We're not in the US anymore

Feeling good tonight. Maybe it was the grand Guiness I drank with Okey, or the pork I ate for lunch (Malanville is amazing... ah, Benin), or the completely understood conversation I had just now while getting a post-beer tea and egg sandwhich... Or maybe it's that this place has really become home. I feel comfortable here. Not like in the US, but it's nice and safe, and puts me mostly at ease.

That said, let me relate my day and its expansion of the intrinsic knowledge that this is notthe US and maybe never will be anything like it.

Awoke early to a phone call from Kelsey. Always a welcome awakening and today like none other as I was excited (scared?) for her airplane jumping and especially excited for the 6 weeks before I see her.

Did laundry and then hopped on my bike for a quick jont the 7km or so down to visit Megan in Malanville. Nice ride; cloudy, not too hot. Only slightly drenched in sweat by the time I got there. The purpose: to eat PORK. Living in a muslim country (98% officially) pork is pretty much non-existant. I miss it. I miss my hogs and swine. Hence the early rising for a pork lunch. The place we went was nice enough. It attracted a lot of people from the bar across the street, and you'd be surprised how many people can be DRUNK by 11:30.

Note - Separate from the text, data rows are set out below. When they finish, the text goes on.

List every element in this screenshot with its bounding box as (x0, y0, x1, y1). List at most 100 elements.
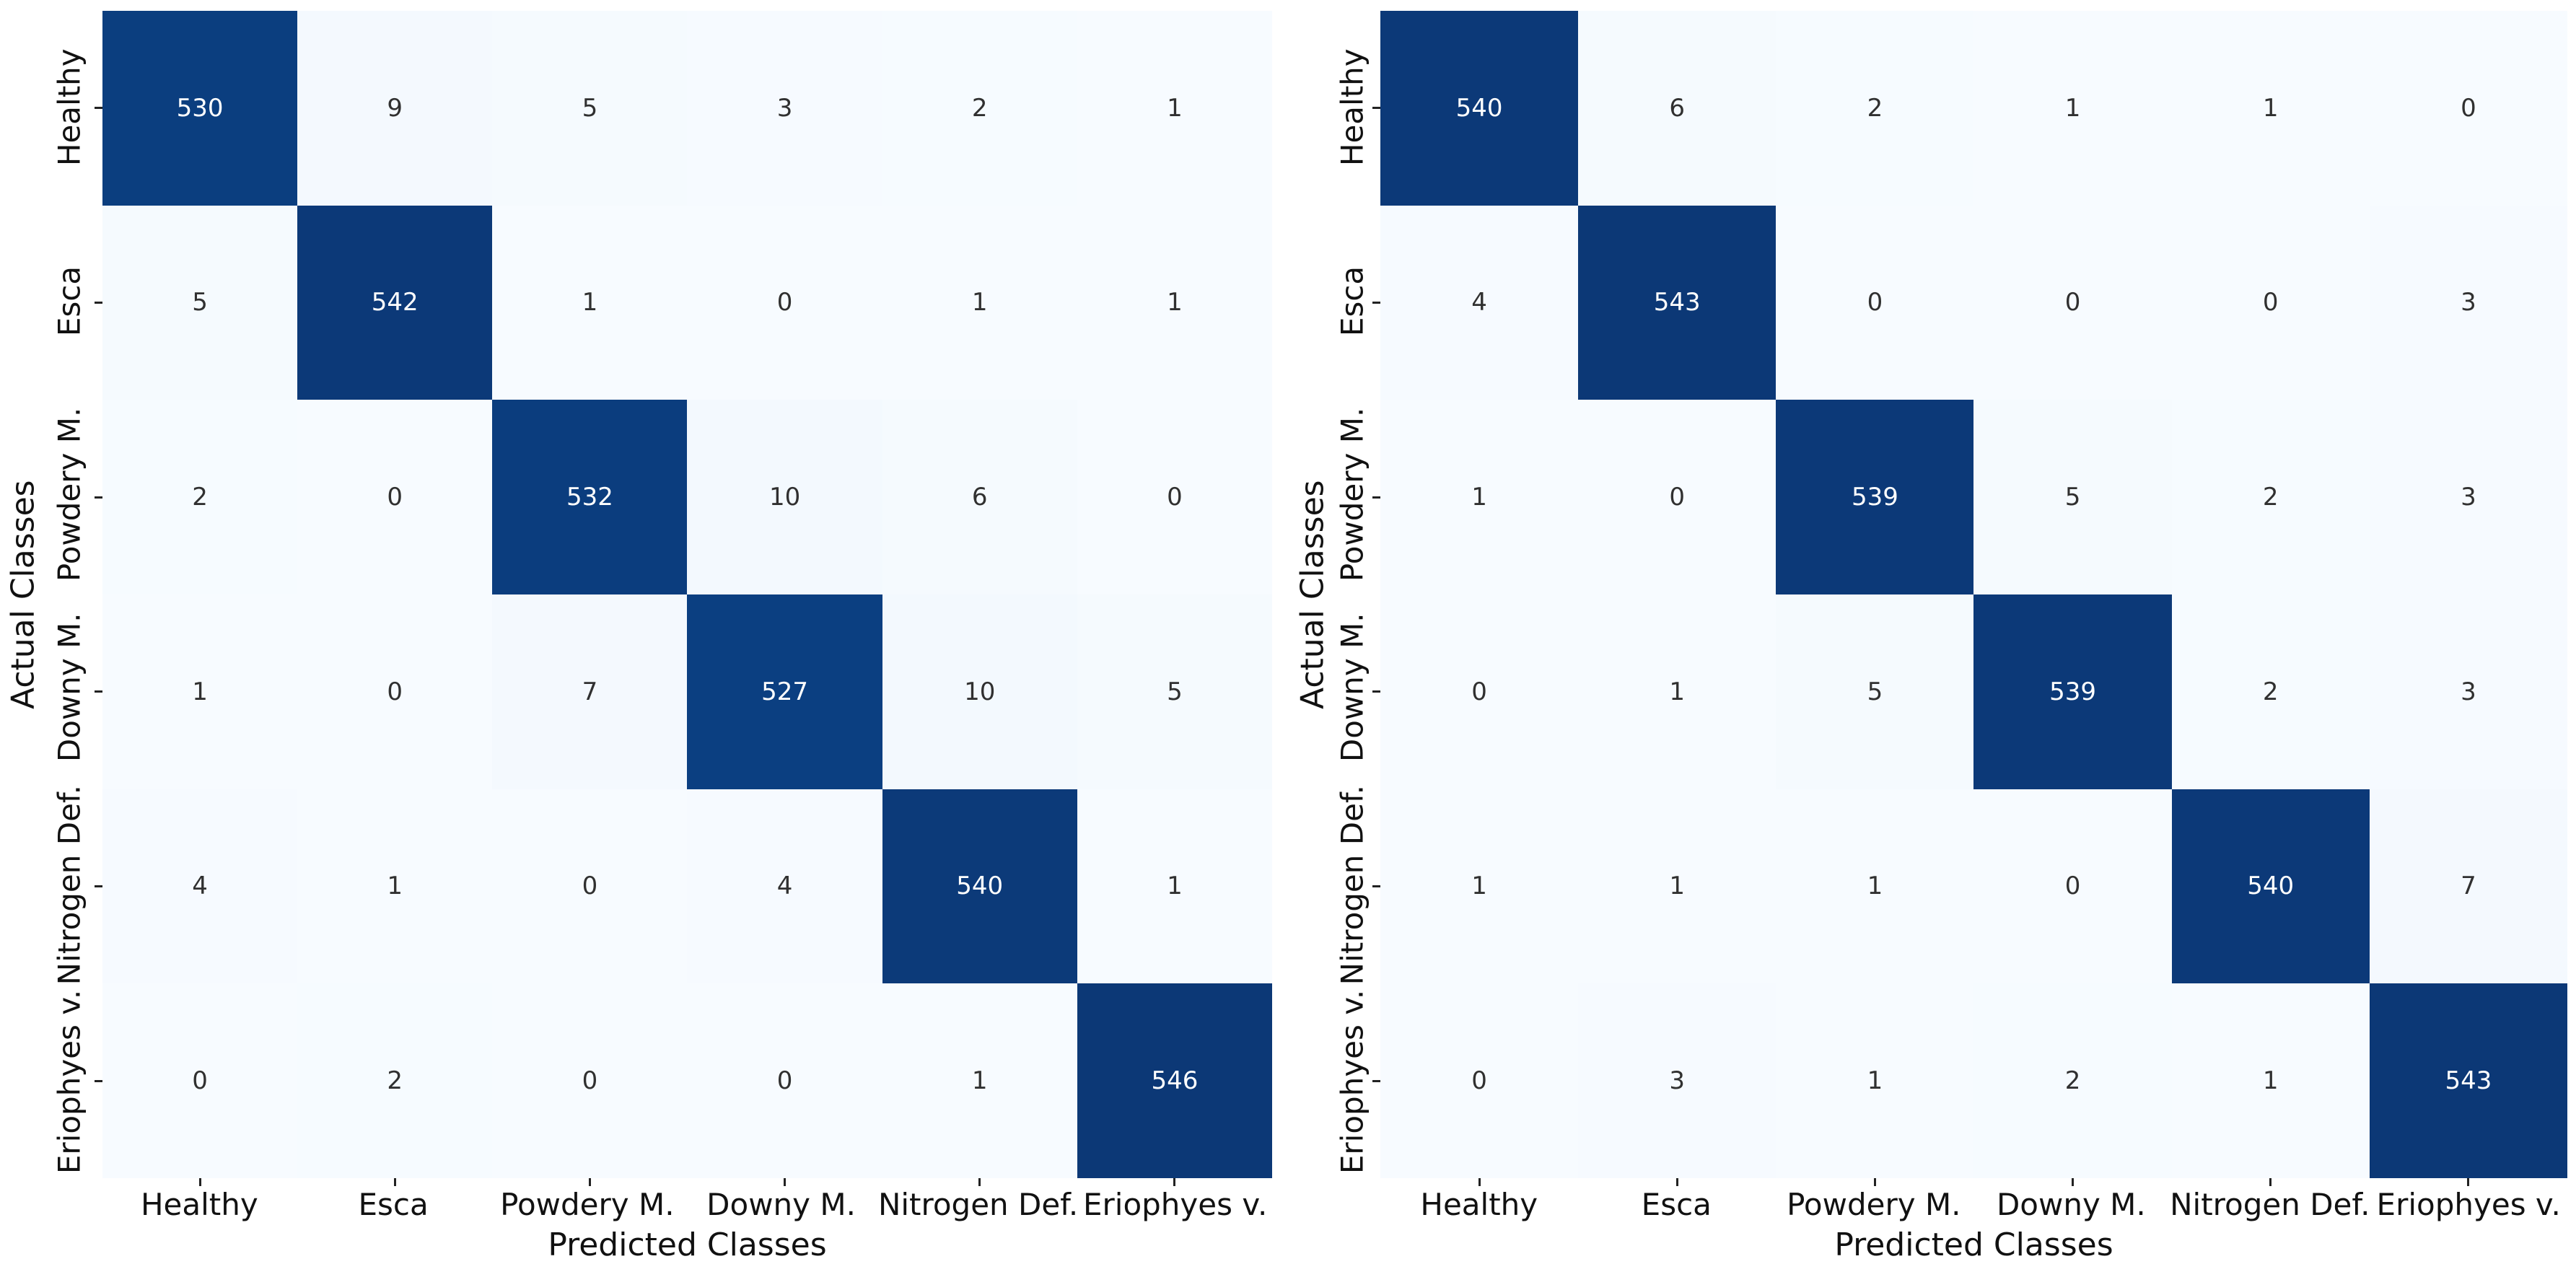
heatmap-cell: 2 (297, 983, 493, 1178)
heatmap-cell: 1 (1077, 789, 1272, 984)
y-tick-label: Esca (1334, 266, 1370, 336)
heatmap-cell: 5 (1973, 400, 2172, 594)
x-tick-label: Eriophyes v. (1082, 1187, 1268, 1222)
heatmap-cell: 1 (1077, 11, 1272, 206)
heatmap-cell: 7 (2369, 789, 2567, 984)
x-tick-label: Healthy (140, 1187, 258, 1222)
heatmap-cell: 5 (492, 11, 688, 206)
y-axis-title: Actual Classes (4, 480, 42, 709)
heatmap-cell: 1 (297, 789, 493, 984)
y-tick-label: Downy M. (1334, 613, 1370, 763)
heatmap-cell: 2 (1973, 983, 2172, 1178)
heatmap-cell: 0 (492, 983, 688, 1178)
tick-mark (92, 11, 102, 206)
heatmap-cell: 0 (102, 983, 298, 1178)
x-tick-label: Powdery M. (1787, 1187, 1961, 1222)
x-tick-label: Esca (358, 1187, 429, 1222)
y-tick-label: Healthy (51, 48, 87, 167)
heatmap-cell: 0 (1973, 205, 2172, 400)
y-tick-marks (92, 11, 102, 1178)
heatmap-cell: 0 (1077, 400, 1272, 594)
heatmap-cell: 3 (2369, 205, 2567, 400)
heatmap-cell: 1 (2171, 11, 2370, 206)
tick-mark (1371, 983, 1380, 1178)
x-tick-marks (102, 1178, 1272, 1187)
heatmap-cell: 4 (102, 789, 298, 984)
tick-mark (1973, 1178, 2171, 1187)
heatmap-cell: 3 (687, 11, 882, 206)
tick-mark (492, 1178, 687, 1187)
heatmap-cell: 0 (1973, 789, 2172, 984)
heatmap-cell: 1 (882, 205, 1077, 400)
heatmap-cell: 3 (1578, 983, 1777, 1178)
y-tick-label: Esca (51, 266, 87, 336)
tick-mark (1371, 400, 1380, 594)
confusion-matrix-right: Actual Classes Healthy Esca Powdery M. Down… (1292, 0, 2576, 1277)
heatmap-cell: 6 (1578, 11, 1777, 206)
x-tick-label: Esca (1641, 1187, 1712, 1222)
tick-mark (297, 1178, 492, 1187)
x-tick-label: Nitrogen Def. (877, 1187, 1079, 1222)
tick-mark (1371, 789, 1380, 984)
heatmap-cell: 532 (492, 400, 688, 594)
heatmap-cell: 0 (1380, 983, 1579, 1178)
tick-mark (2172, 1178, 2370, 1187)
y-tick-label: Powdery M. (1334, 407, 1370, 582)
x-tick-label: Healthy (1420, 1187, 1538, 1222)
heatmap-cell: 2 (1776, 11, 1974, 206)
x-axis-title: Predicted Classes (1834, 1226, 2113, 1263)
y-tick-label: Nitrogen Def. (1334, 784, 1370, 985)
heatmap-cell: 0 (2171, 205, 2370, 400)
heatmap-cell: 0 (492, 789, 688, 984)
heatmap-cell: 539 (1776, 400, 1974, 594)
heatmap-cell: 0 (297, 594, 493, 789)
heatmap-cell: 2 (102, 400, 298, 594)
heatmap-cell: 2 (2171, 400, 2370, 594)
tick-mark (92, 400, 102, 594)
tick-mark (1371, 11, 1380, 206)
tick-mark (1371, 594, 1380, 789)
heatmap-cell: 1 (1776, 983, 1974, 1178)
heatmap-cell: 546 (1077, 983, 1272, 1178)
heatmap-cell: 5 (1776, 594, 1974, 789)
x-axis-title: Predicted Classes (548, 1226, 827, 1263)
heatmap-cell: 0 (297, 400, 493, 594)
x-tick-labels: Healthy Esca Powdery M. Downy M. Nitrogen De… (102, 1187, 1272, 1223)
heatmap-cell: 5 (1077, 594, 1272, 789)
heatmap-grid: 540 6 2 1 1 0 4 543 0 0 0 3 1 0 539 5 2 3 0 1 5 539 2 3 1 1 1 0 540 7… (1380, 11, 2567, 1178)
heatmap-cell: 539 (1973, 594, 2172, 789)
x-tick-label: Powdery M. (500, 1187, 675, 1222)
y-tick-label: Powdery M. (51, 407, 87, 582)
heatmap-cell: 540 (2171, 789, 2370, 984)
heatmap-cell: 540 (882, 789, 1077, 984)
heatmap-cell: 1 (1380, 400, 1579, 594)
tick-mark (1077, 1178, 1272, 1187)
heatmap-cell: 1 (1578, 789, 1777, 984)
y-axis-title: Actual Classes (1294, 480, 1331, 709)
heatmap-cell: 1 (1077, 205, 1272, 400)
heatmap-cell: 7 (492, 594, 688, 789)
heatmap-grid: 530 9 5 3 2 1 5 542 1 0 1 1 2 0 532 10 6 0 1 0 7 527 10 5 4 1 0 4 54… (102, 11, 1272, 1178)
heatmap-cell: 1 (1776, 789, 1974, 984)
tick-mark (687, 1178, 882, 1187)
heatmap-cell: 0 (1776, 205, 1974, 400)
x-tick-label: Nitrogen Def. (2170, 1187, 2370, 1222)
y-tick-labels: Healthy Esca Powdery M. Downy M. Nitrogen De… (46, 11, 92, 1178)
heatmap-cell: 540 (1380, 11, 1579, 206)
tick-mark (2370, 1178, 2567, 1187)
heatmap-cell: 0 (687, 983, 882, 1178)
heatmap-cell: 0 (2369, 11, 2567, 206)
tick-mark (92, 594, 102, 789)
heatmap-cell: 543 (2369, 983, 2567, 1178)
heatmap-cell: 3 (2369, 594, 2567, 789)
heatmap-cell: 0 (1578, 400, 1777, 594)
heatmap-cell: 9 (297, 11, 493, 206)
x-tick-marks (1380, 1178, 2567, 1187)
y-tick-label: Healthy (1334, 48, 1370, 167)
heatmap-cell: 530 (102, 11, 298, 206)
heatmap-cell: 542 (297, 205, 493, 400)
heatmap-cell: 543 (1578, 205, 1777, 400)
tick-mark (1371, 206, 1380, 400)
tick-mark (92, 206, 102, 400)
heatmap-cell: 527 (687, 594, 882, 789)
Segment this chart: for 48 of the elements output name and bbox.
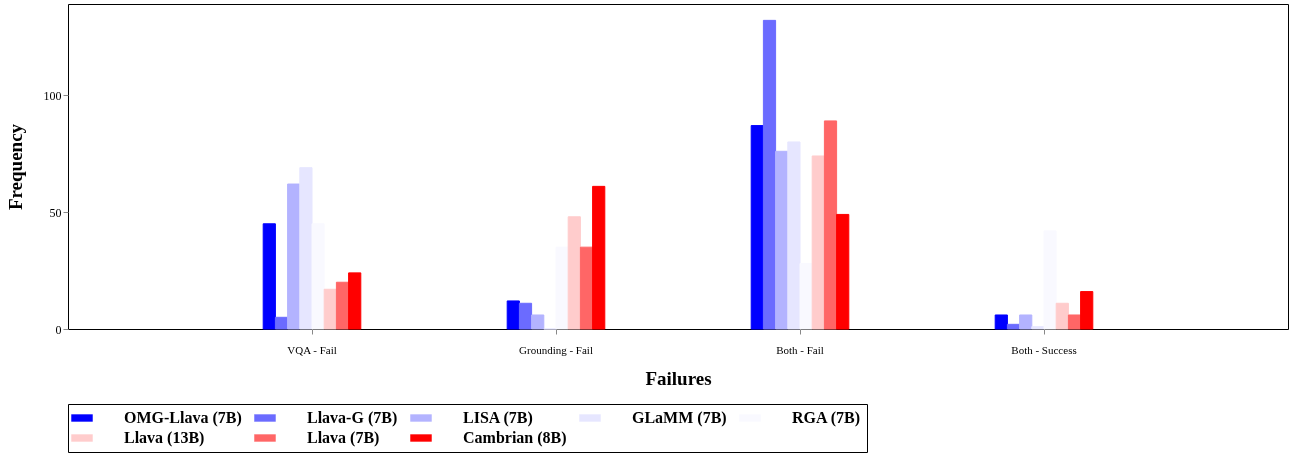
legend-label: Cambrian (8B) — [463, 429, 567, 447]
x-tick-label: Grounding - Fail — [519, 343, 593, 356]
bar — [775, 150, 789, 330]
bar — [1006, 323, 1021, 330]
bar — [262, 223, 276, 330]
legend-label: OMG-Llava (7B) — [124, 409, 242, 427]
bar — [299, 167, 313, 330]
bar — [335, 281, 350, 330]
legend-label: Llava (13B) — [124, 429, 205, 447]
bar — [1031, 326, 1045, 330]
legend-label: Llava-G (7B) — [307, 409, 398, 427]
bar — [1080, 291, 1094, 330]
bar — [274, 316, 289, 330]
bar — [311, 223, 325, 330]
legend-label: Llava (7B) — [307, 429, 380, 447]
bar — [531, 314, 545, 330]
y-tick-label: 100 — [43, 88, 62, 103]
x-axis-title: Failures — [645, 367, 712, 389]
bar — [787, 141, 801, 330]
bar — [823, 120, 838, 330]
bar — [518, 302, 533, 330]
legend-label: LISA (7B) — [463, 409, 533, 427]
legend-label: GLaMM (7B) — [632, 409, 727, 427]
bar — [506, 300, 520, 330]
bar — [1019, 314, 1033, 330]
bar — [323, 288, 337, 330]
bar — [799, 263, 813, 330]
x-tick-label: Both - Success — [1011, 343, 1077, 356]
y-tick-label: 50 — [49, 205, 62, 220]
bar — [811, 155, 825, 330]
bar — [348, 272, 362, 330]
legend-label: RGA (7B) — [792, 409, 860, 427]
x-tick-label: VQA - Fail — [287, 343, 337, 356]
bar — [592, 185, 606, 330]
bar — [567, 216, 581, 330]
bar — [1043, 230, 1057, 330]
bar — [762, 19, 777, 330]
bar — [1055, 302, 1069, 330]
bar — [287, 183, 301, 330]
y-axis-title: Frequency — [4, 123, 26, 211]
bar — [1067, 314, 1082, 330]
bar — [750, 125, 764, 330]
bar — [994, 314, 1008, 330]
y-tick-label: 0 — [55, 322, 62, 337]
bar — [579, 246, 594, 330]
bar — [836, 213, 850, 330]
bar — [555, 246, 569, 330]
x-tick-label: Both - Fail — [776, 343, 824, 356]
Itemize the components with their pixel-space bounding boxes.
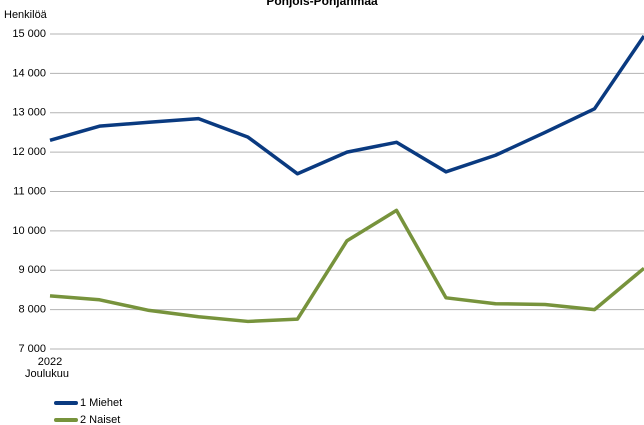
y-tick-label: 14 000 [12, 67, 46, 79]
y-axis-label: Henkilöä [4, 9, 48, 21]
y-tick-label: 8 000 [18, 304, 46, 316]
y-tick-label: 10 000 [12, 225, 46, 237]
legend-label: 2 Naiset [80, 414, 120, 425]
x-group-label: 2022 [38, 356, 62, 368]
y-tick-label: 15 000 [12, 28, 46, 40]
series-line [49, 208, 644, 324]
y-tick-label: 12 000 [12, 146, 46, 158]
legend-label: 1 Miehet [80, 397, 122, 409]
x-tick-label: Joulukuu [25, 368, 69, 380]
series-line [49, 34, 644, 176]
y-tick-label: 13 000 [12, 107, 46, 119]
y-tick-label: 9 000 [18, 264, 46, 276]
y-tick-label: 7 000 [18, 343, 46, 355]
chart-title: Pohjois-Pohjanmaa [266, 0, 378, 8]
y-tick-label: 11 000 [13, 185, 46, 197]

We did get to pick out our own piece of meat and eat it while watching the lucky living pigs wander around and munch on decomposing trash, happily unaware that tomorrow it couls be them we're eating. Note if you come: get here early or be ok eating fat, though PORK fat is pretty darn good-tasting after a 10 month hog-fast.

Over lunch I got some scarry news from Megan and the main recollection that I am not living in America anymore:
Apparently the police in Malanville caught five bandits who had been working the road south of town, riping off trucks that rolled through. After arresting them, a mob show decended on the station demanding the prisoners as it was believed they were responsible for the death of a driver. The police, fairly enough, declared the prisoners would go to a jail in Kandi, 150km South. The mob was none too happy, but left.
Now I don't know if it was an attempt to be sneaky or an attempt to give into the mob demand in some way, but the police apparently decided it was best to send the suspects to jail on a rented bush taxi with only two officers as escort. They didn't make it 100 yards. A reformed mob stopped the car, dragged the handcuffed suspects out and BEAT THEM TO DEATH with clubs, sticks, fists, and feet. Each was killed in a mob frenzy, save for the escorting officers who were apparently too afraid to even get out of the taxi and a woman apparently involved with the bandits, who was only badly beaten.
This happened not fifty feet in front of Megan's house, and had she not gone to the market she would've been there to witness the bloody scene, which was apparently so bad people were running away and blood stains were left until the next day's heavy rain.
It's been hard trying to explain to people why this was wrong. "But they deserved it" is the response. Mob rule. Africa is really in the hands of mobs. Mobs and those who can stir them up. Look at Kenya's recent elections. South Africa's anti-immigrant riots. Rawanda. The only places mobs fail to achieve their goal is where they're crushed or subdued by strong government and police/military support, employing superior firepower.
The concept of organized justice, the attempt at fairness, level-handed and level-headedness is missing. Blame it on weak governments and judicial systems. People will automatically consign the fate of individuals with little or no debate or viewing evidence. What good is all that? Especially to a mob stirred to a frenzy. Never mess with angry Africans mobs. Scary.
Safely back in Gaya now where only student protests have actually hinted at this facet of African life, though people in Niger have equally been known to beat to death people accused of thievery. Though in all fairness, I doubt this is an "African" thing as much as weak police/judicial/governmental problem. It's just that this, poverty and frustration, and heat all add together for a dangerous stew that can easily boil over here.

Ok, but really I do like it here and I do feel safe... that was just a little ranting about mobs. Even Italy has mobs, and they're fighting over TRASH. That's so lame.